- Episode no.: Season 2 Episode 15
- Directed by: Peter Lauer
- Written by: Brad Copeland
- Cinematography by: Greg Harrington
- Editing by: Robert Bramwell
- Production code: 2AJD17
- Original air date: March 27, 2005
- Running time: 22 minutes

Guest appearances
- Ben Stiller as Tony Wonder; Mo Collins as Starla; Ian Roberts as Literal Doctor; Dan Castellaneta as Dr. Stein; John Beard as himself;

Episode chronology
| ← Previous "The Immaculate Election" | Next → "Meat the Veals" |
- Arrested Development season 2

= Sword of Destiny (Arrested Development) =

"Sword of Destiny" is the fifteenth episode of the second season of the American television satirical sitcom Arrested Development. It is the 37th overall episode of the series, and was written by producer Brad Copeland and directed by Peter Lauer. It originally aired on Fox on March 27, 2005.

The series, narrated by Ron Howard, follows the Bluths, a formerly wealthy, dysfunctional family, who made their money from property development. The Bluth family consists of Michael, his twin sister Lindsay, his older brother Gob, his younger brother Buster, their mother Lucille and father George Sr., as well as Michael's son George Michael, and Lindsay and her husband Tobias' daughter Maeby. In the episode, Gob performs the Sword of Destiny illusion as Buster's assistant, and Michael is hospitalized with appendicitis.

== Plot ==
Tobias (David Cross) asks Michael (Jason Bateman) to become his assistant, when Michael feels a pain in his side. Gob (Will Arnett) goes to buy erection pills, where he buys the "Sword of Destiny" for his magic act. After visiting George Sr. (Jeffrey Tambor), who had asked Tobias to be a mole in the Bluth Company, Michael teaches George Michael (Michael Cera) how to drive. Michael goes to the hospital, where he finds out he has appendicitis. Gob asks Buster (Tony Hale) to help him with his magic act to outshine his rival Tony Wonder (Ben Stiller), who Buster and Gob meet at the Gothic Castle.

Tobias, as George Sr.'s mole, fills in for Michael at the company, while Lindsay (Portia de Rossi) lets George Michael drive. During the magic act, Gob knocks off Buster's mechanical hand, which the audience and Tony believe was part of the act. Tony hires Buster and Gob to appear on his DVD, while Michael wakes up from his appendectomy annoyed that George Michael has started driving without him. The doctor (Dan Castellaneta) informs Michael that he has a bacterial infection from the operation, meaning he will need another operation.

Meanwhile, the FBI has located George Sr. from a video he had recorded of himself and think he is in Iraq. Gob and Buster meet with Tony Wonder, with Gob telling Tony that the real Sword of Destiny trick has yet to be performed. Michael wakes up from his second surgery, but the doctor tells him they might have left a pair of scissors in him. Michael and George Michael head to the office as Tobias and the FBI arrive at his hospital room to prove Michael isn't in Iraq. At the office, Michael finds the company has moved down a floor to save costs. Gob performs the Sword of Destiny act, where Buster swaps the fake sword with a real one and accidentally cuts off Gob's fingers. Michael lets George Michael drive home, but he hits Michael with the car.
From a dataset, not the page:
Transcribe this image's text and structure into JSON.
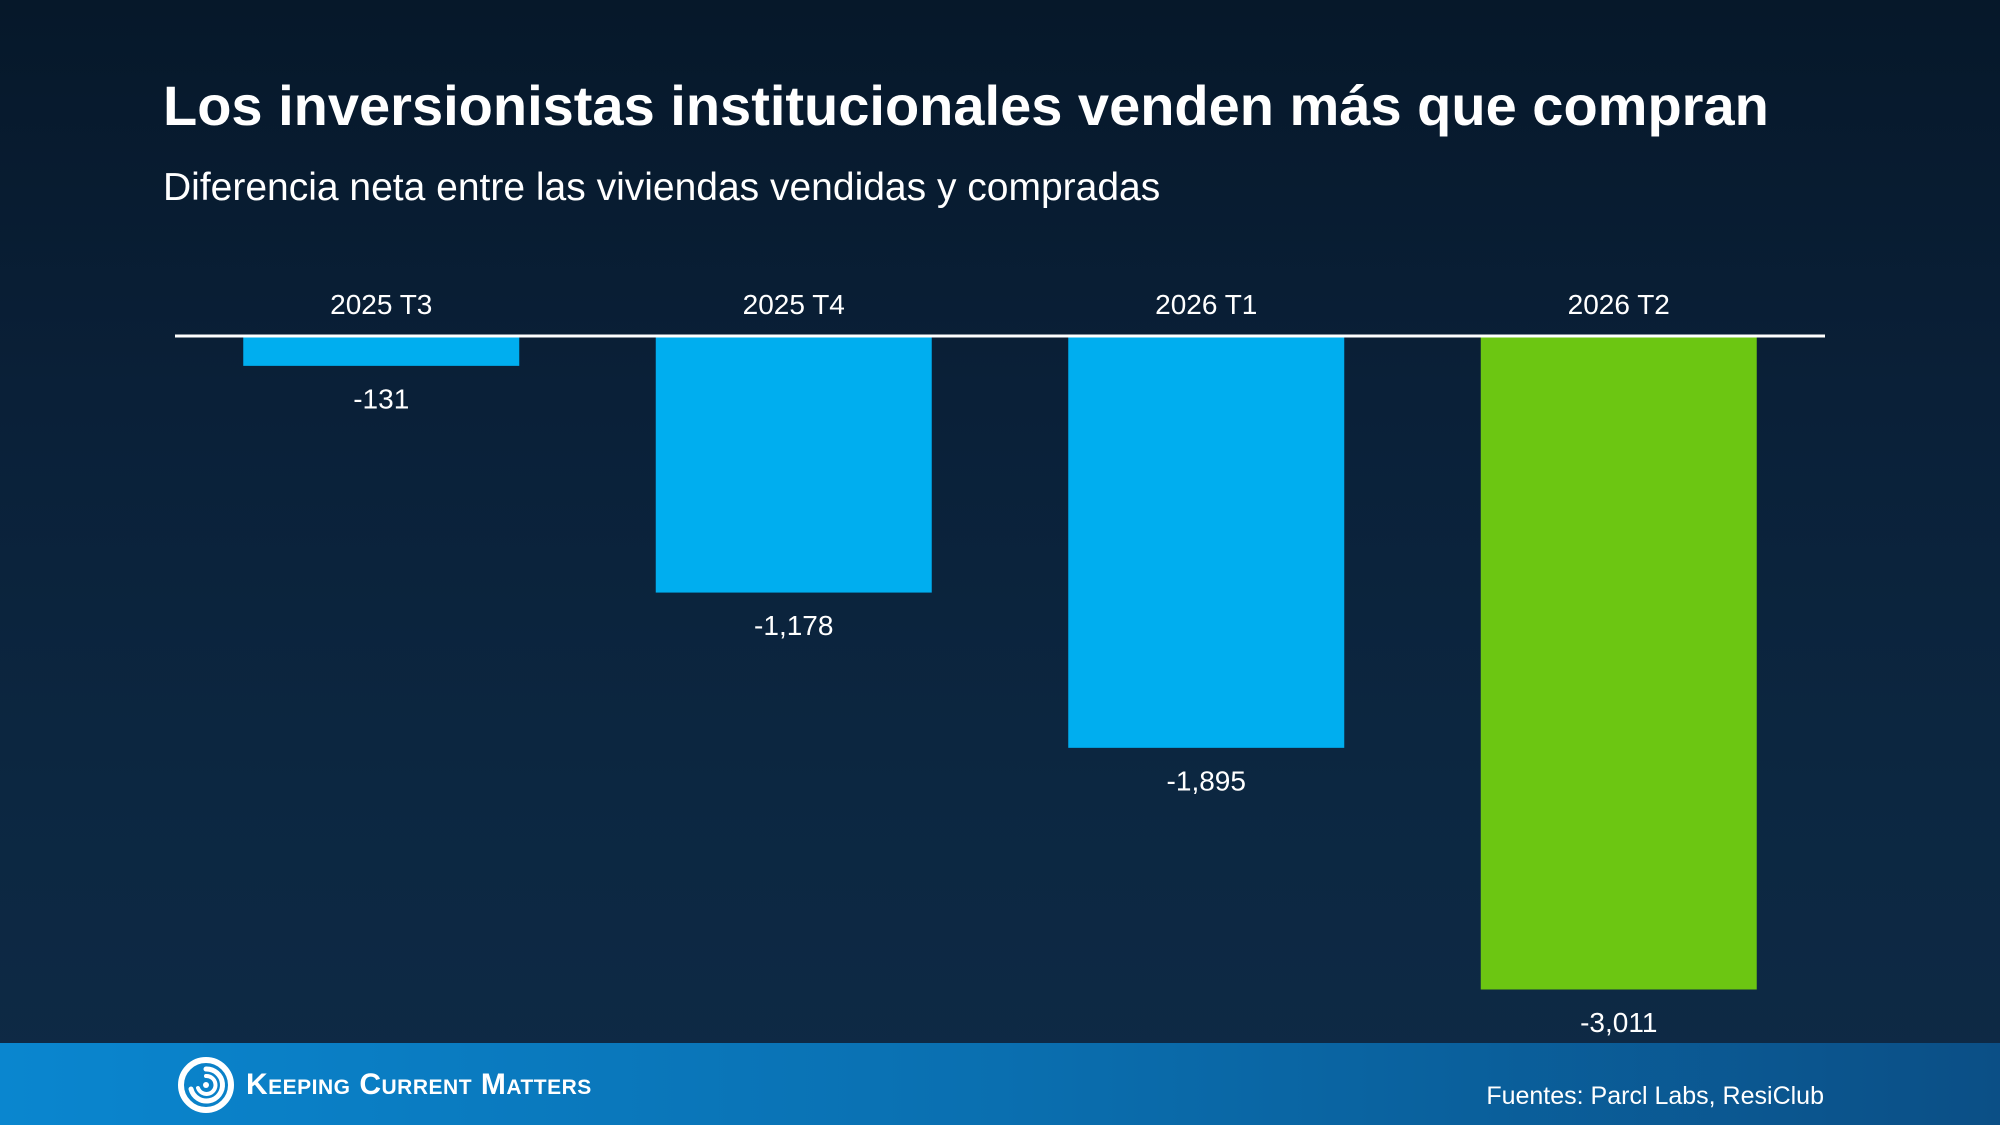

=== On the next Arrested Development... ===
In the hospital, Michael and Gob become roommates, and the FBI finds footage of George Michael on the video of George Sr., thinking he is a terrorist.

== Production ==
"Sword of Destiny" was directed by Peter Lauer and written by producer Brad Copeland. It was Lauer's second directing credit and Copeland's sixth and final writing credit. It was the seventeenth and penultimate episode of the season to be filmed.

== Reception ==

=== Viewers ===
In the United States, the episode was watched by 4.72 million viewers on its original broadcast, a decrease of over 1 million viewers from the previous episode, "The Immaculate Election".

=== Critical reception ===
The A.V. Club writer Noel Murray commented on negatives of the episode, saying "The first two-thirds of Arrested Developments second season is so tightly constructed that by comparison, the last third seems to be more of a mess than it actually is." Murray also commented on the episode feeling "like a grab bag of disconnected scenes, characters, and in-jokes, held together by excessive interjections from The Narrator, some sloppy ADR, and, oh yeah, comedy." Brian Tallerico from Vulture ranked the episode 25th out of the whole series, saying "Ben Stiller delivers one of the best-ever Arrested Development cameos as Tony Wonder".

=== Accolades ===
Brad Copeland was nominated for Outstanding Writing for a Comedy Series at the 57th Primetime Emmy Awards for "Sword of Destiny".